You see, value is in the eye of the beholder. Clients will have a different value attached to the services provided than the provider does – it’s inevitable. How about advising a client against a tax plan that could potentially draw the attention of the CRA? (Aside: CRA is the Canada Revenue Agency, our IRS.) If advice is heeded and the attention diverted, where is the value? The amount the client would’ve had to pay after a tax audit?
In most cases (possibly not with the Big Four, I’ll have to consult with my friends one that one) there’s already value pricing in effect. It’s called the “fee quote.” Many of our clients – actually most – request and get from us a quote at the start of whatever work we’re doing for them, typically audits, of how much the bill is going to be. In this way, the “value” of the service to be provided is agreed upon. Isn’t this a better way to do things than generating a figure to represent the value created at the end of the job?
If the job turns out to be more difficult than forecasted, we’ll usually sit down with the client and explain what sort of extra work we’re having to do and why we need to do it. We provide an itemized list of the extra work and the extra time it required. Right the value pricing gang is choking on the bit: “Extra time? Value isn’t based on time! The billable hour is evil!”

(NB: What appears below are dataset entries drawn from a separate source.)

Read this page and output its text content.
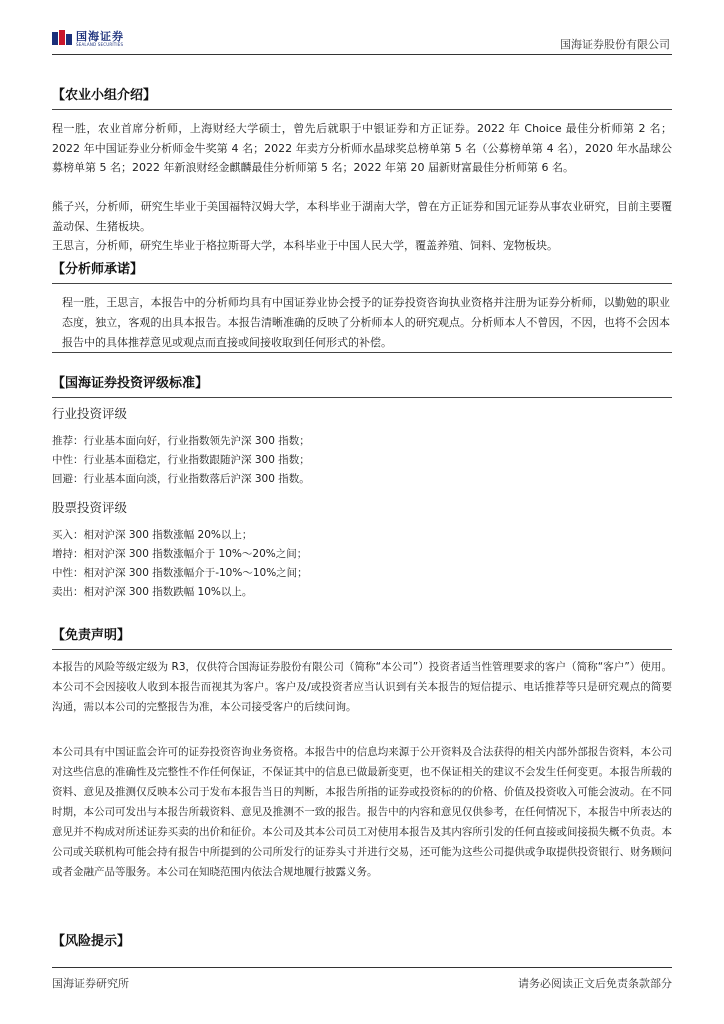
国海证券
SEALAND SECURITIES	国海证券股份有限公司
【农业小组介绍】

程一胜，农业首席分析师，上海财经大学硕士，曾先后就职于中银证券和方正证券。2022 年 Choice 最佳分析师第 2 名；2022 年中国证券业分析师金牛奖第 4 名；2022 年卖方分析师水晶球奖总榜单第 5 名（公募榜单第 4 名），2020 年水晶球公募榜单第 5 名；2022 年新浪财经金麒麟最佳分析师第 5 名；2022 年第 20 届新财富最佳分析师第 6 名。

熊子兴，分析师，研究生毕业于美国福特汉姆大学，本科毕业于湖南大学，曾在方正证券和国元证券从事农业研究，目前主要覆盖动保、生猪板块。

王思言，分析师，研究生毕业于格拉斯哥大学，本科毕业于中国人民大学，覆盖养殖、饲料、宠物板块。

【分析师承诺】

程一胜，王思言，本报告中的分析师均具有中国证券业协会授予的证券投资咨询执业资格并注册为证券分析师，以勤勉的职业态度，独立，客观的出具本报告。本报告清晰准确的反映了分析师本人的研究观点。分析师本人不曾因，不因，也将不会因本报告中的具体推荐意见或观点而直接或间接收取到任何形式的补偿。

【国海证券投资评级标准】
行业投资评级
推荐：行业基本面向好，行业指数领先沪深 300 指数；
中性：行业基本面稳定，行业指数跟随沪深 300 指数；
回避：行业基本面向淡，行业指数落后沪深 300 指数。
股票投资评级
买入：相对沪深 300 指数涨幅 20%以上；
增持：相对沪深 300 指数涨幅介于 10%～20%之间；
中性：相对沪深 300 指数涨幅介于-10%～10%之间；
卖出：相对沪深 300 指数跌幅 10%以上。
【免责声明】

本报告的风险等级定级为 R3，仅供符合国海证券股份有限公司（简称“本公司”）投资者适当性管理要求的客户（简称“客户”）使用。本公司不会因接收人收到本报告而视其为客户。客户及/或投资者应当认识到有关本报告的短信提示、电话推荐等只是研究观点的简要沟通，需以本公司的完整报告为准，本公司接受客户的后续问询。

本公司具有中国证监会许可的证券投资咨询业务资格。本报告中的信息均来源于公开资料及合法获得的相关内部外部报告资料，本公司对这些信息的准确性及完整性不作任何保证，不保证其中的信息已做最新变更，也不保证相关的建议不会发生任何变更。本报告所载的资料、意见及推测仅反映本公司于发布本报告当日的判断，本报告所指的证券或投资标的的价格、价值及投资收入可能会波动。在不同时期，本公司可发出与本报告所载资料、意见及推测不一致的报告。报告中的内容和意见仅供参考，在任何情况下，本报告中所表达的意见并不构成对所述证券买卖的出价和征价。本公司及其本公司员工对使用本报告及其内容所引发的任何直接或间接损失概不负责。本公司或关联机构可能会持有报告中所提到的公司所发行的证券头寸并进行交易，还可能为这些公司提供或争取提供投资银行、财务顾问或者金融产品等服务。本公司在知晓范围内依法合规地履行披露义务。

【风险提示】
国海证券研究所	请务必阅读正文后免责条款部分
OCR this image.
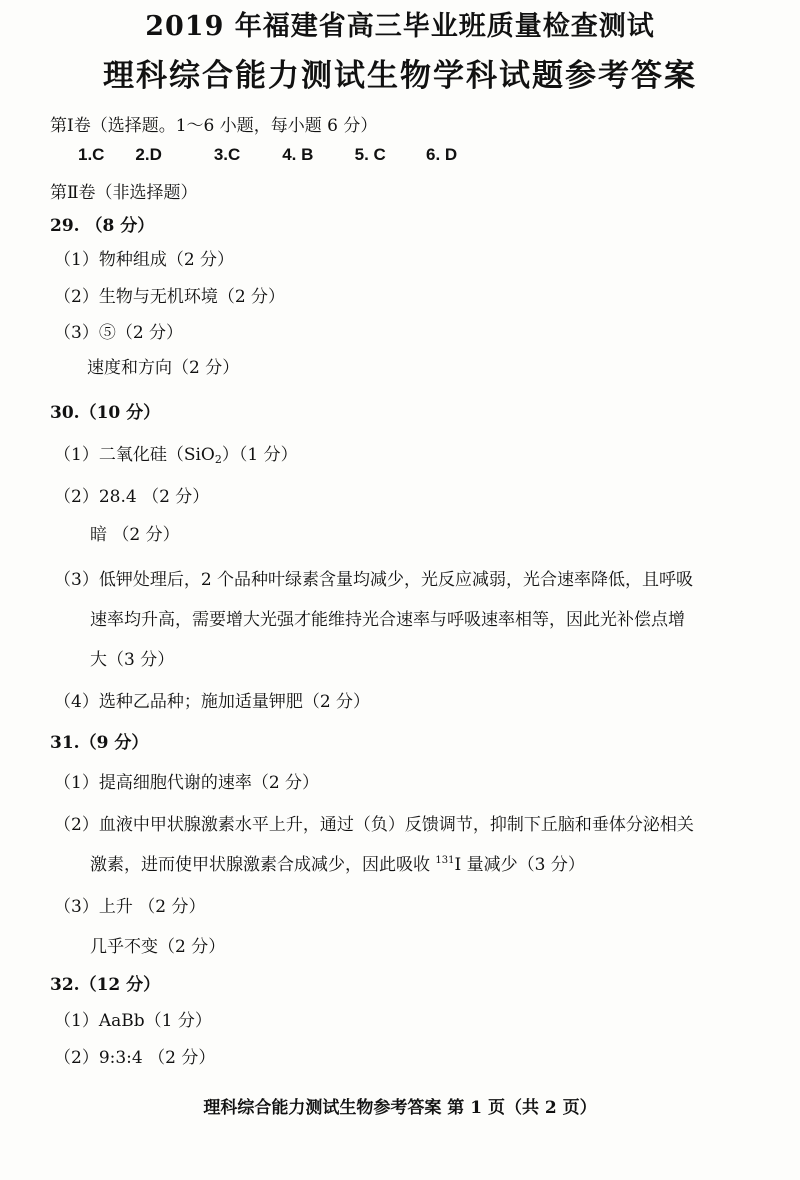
2019 年福建省高三毕业班质量检查测试
理科综合能力测试生物学科试题参考答案
第Ⅰ卷（选择题。1～6 小题，每小题 6 分）
1.C 2.D	3.C 4. B 5. C 6. D
第Ⅱ卷（非选择题）
29. （8 分）
（1）物种组成（2 分）
（2）生物与无机环境（2 分）
（3）⑤（2 分）
速度和方向（2 分）
30.（10 分）
（1）二氧化硅（SiO$_2$）（1 分）
（2）28.4 （2 分）
暗 （2 分）
（3）低钾处理后，2 个品种叶绿素含量均减少，光反应减弱，光合速率降低，且呼吸
速率均升高，需要增大光强才能维持光合速率与呼吸速率相等，因此光补偿点增
大（3 分）
（4）选种乙品种；施加适量钾肥（2 分）
31.（9 分）
（1）提高细胞代谢的速率（2 分）
（2）血液中甲状腺激素水平上升，通过（负）反馈调节，抑制下丘脑和垂体分泌相关
激素，进而使甲状腺激素合成减少，因此吸收 $^{131}$I 量减少（3 分）
（3）上升 （2 分）
几乎不变（2 分）
32.（12 分）
（1）AaBb（1 分）
（2）9:3:4 （2 分）
理科综合能力测试生物参考答案 第 1 页（共 2 页）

Any way you swing it, the fee quote is the type of value pricing that both clients and professional service providers prefer, because it sets expectations at the beginning of the work and it doesn’t expose those despicable timesheets to the client. And timesheets are still very useful in determining the cost to the firm of an audit.
There’s a particular blog that only discusses the idea that accounting firms, and indeed all professional services firms, should “trash the timesheet” and implement “value pricing.”
The basic concept is sound: Timesheets treat the chargeable hour as the measure of the firm’s services’ value, which distorts its true value to the client and further commoditizes the work we do. Value pricing looks at our services from the client’s point of view and tries to determine what the work is worth to them, and pricing to that.
But it just occurred to me that this blog has such a small niche. It’s a firm’s blog, and they’re definitely leading the charge for value pricing for professional services, but I can’t help but wonder if they’re eventually going to run out of stuff to blog about!